Ich habe darauf im Rat gesagt:

„Die Standesinitiative Genf liegt mir besonders am Herzen – als Ständerätin, als Heilpädagogin, als Frau. Es liegt mir am Herzen, dass hier im Bundeshaus die vielen Stimmen von Expertinnen, von Jüdinnen und Juden, von Palästinenserinnen und Palästinensern in der Schweiz, in Israel und weltweit vertreten sind. Stimmen, die sich für das Selbstbestimmungsrecht des palästinensischen Volkes und für einen gerechten und dauerhaften Frieden für Israel und Palästina engagieren.
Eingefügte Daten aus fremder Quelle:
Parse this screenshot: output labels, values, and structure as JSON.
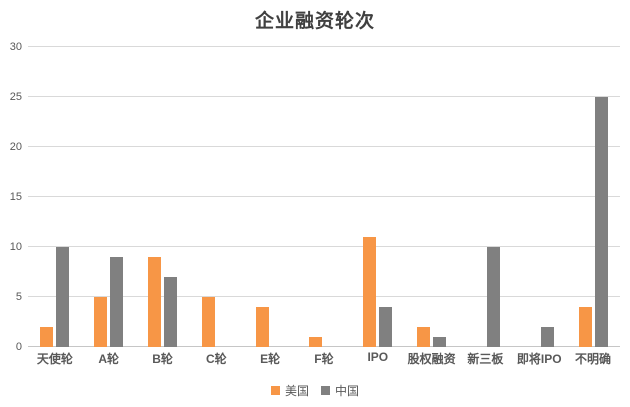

Nur so kann ich mir am Abend im Spiegel die Frage stellen, ob ich für das Völkerrecht und die Menschenrechte meine Arbeit richtig gemacht habe – und sie mit Ja beantworten.“


Palästinas Anerkennung ist für unser Land richtig und logisch, nicht nur wegen unserer bündnisfreien Aussenpolitik. Die Schweiz hat seit langem Beziehungen zur palästinensischen Autonomiebehörde (PA), die Palästina bei der UNO vertritt. Trotz Schwächen ist die PA heute mehr denn je der Partner, den wir unterstützen müssen. Sie gegenüber der Hamas zu stärken, gibt der Bevölkerung eine Perspektive.


Die Schweiz hat immer die Zweistaatenlösung unterstützt. Wir haben Israel anerkannt, also sollten wir endlich auch Palästina anerkennen.
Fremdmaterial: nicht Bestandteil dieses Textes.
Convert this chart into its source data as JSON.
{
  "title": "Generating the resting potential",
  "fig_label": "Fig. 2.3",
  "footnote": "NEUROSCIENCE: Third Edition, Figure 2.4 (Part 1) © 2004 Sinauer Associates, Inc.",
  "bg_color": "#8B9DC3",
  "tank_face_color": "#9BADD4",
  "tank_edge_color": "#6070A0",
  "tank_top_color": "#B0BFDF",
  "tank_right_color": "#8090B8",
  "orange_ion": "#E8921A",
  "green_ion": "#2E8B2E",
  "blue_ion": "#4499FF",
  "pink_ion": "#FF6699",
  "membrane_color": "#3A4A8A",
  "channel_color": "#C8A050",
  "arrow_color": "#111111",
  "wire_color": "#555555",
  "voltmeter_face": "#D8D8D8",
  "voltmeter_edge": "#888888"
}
Ja, die Aussenpolitik liegt in der Zuständigkeit des Bundesrats. Aber das Parlament hat gemäss Artikel 166 der Verfassung die Pflicht, an der Gestaltung der Aussenpolitik mitzuwirken. Deshalb habe ich im Rat gefordert, dass die Schweiz Palästina nicht nur formell, sondern offiziell anerkennt.


Besonders bewegt hat mich die Botschaft des Jüdischen Forums Schweiz, die wir am selben Tag erhielten:

„Als jüdische Menschen in der Schweiz liegt uns Israel und seine Zukunft sehr am Herzen. Gerade deswegen unterstützen wir die Bestrebungen zur Anerkennung Palästinas durch die Schweiz und andere europäische Staaten. Eine offizielle Anerkennung Palästinas durch die Schweiz wäre ein dringend nötiger Impuls zur Stärkung der moderaten, lösungsorientierten Kräfte auf beiden Seiten. Sie wäre auch ein klares Signal gegen extremistische Akteure – gegen die Terrororganisation Hamas ebenso wie gegen rechtsradikale Siedlergruppen.“

 

Verantwortung übernehmen

Ich bin immer noch erschüttert vom Terrorangriff des 7. Oktober 2023, vom Schicksal der israelischen Geiseln und von den unzähligen Opfern des Krieges. Doch gerade das darf uns nicht vom Handeln abhalten.


Wir waren eines der ersten Länder, die den Kosovo anerkannten. Wenn wir es ernst meinen mit unserer Verfassung und mit unseren guten Diensten, dann müssen wir zwei Konfliktparteien auch auf gleicher Augenhöhe behandeln. Das geht nur, wenn wir Palästina endlich als vollwertigen Staat anerkennen – so wie es die meisten unserer Partner in der EU und UNO längst tun.


Alles andere bleibt ein Lippenbekenntnis. Was wir brauchen, ist ein Lebensbekenntnis – zur Verteidigung des Völkerrechts und zu einem gerechten und dauerhaften Frieden.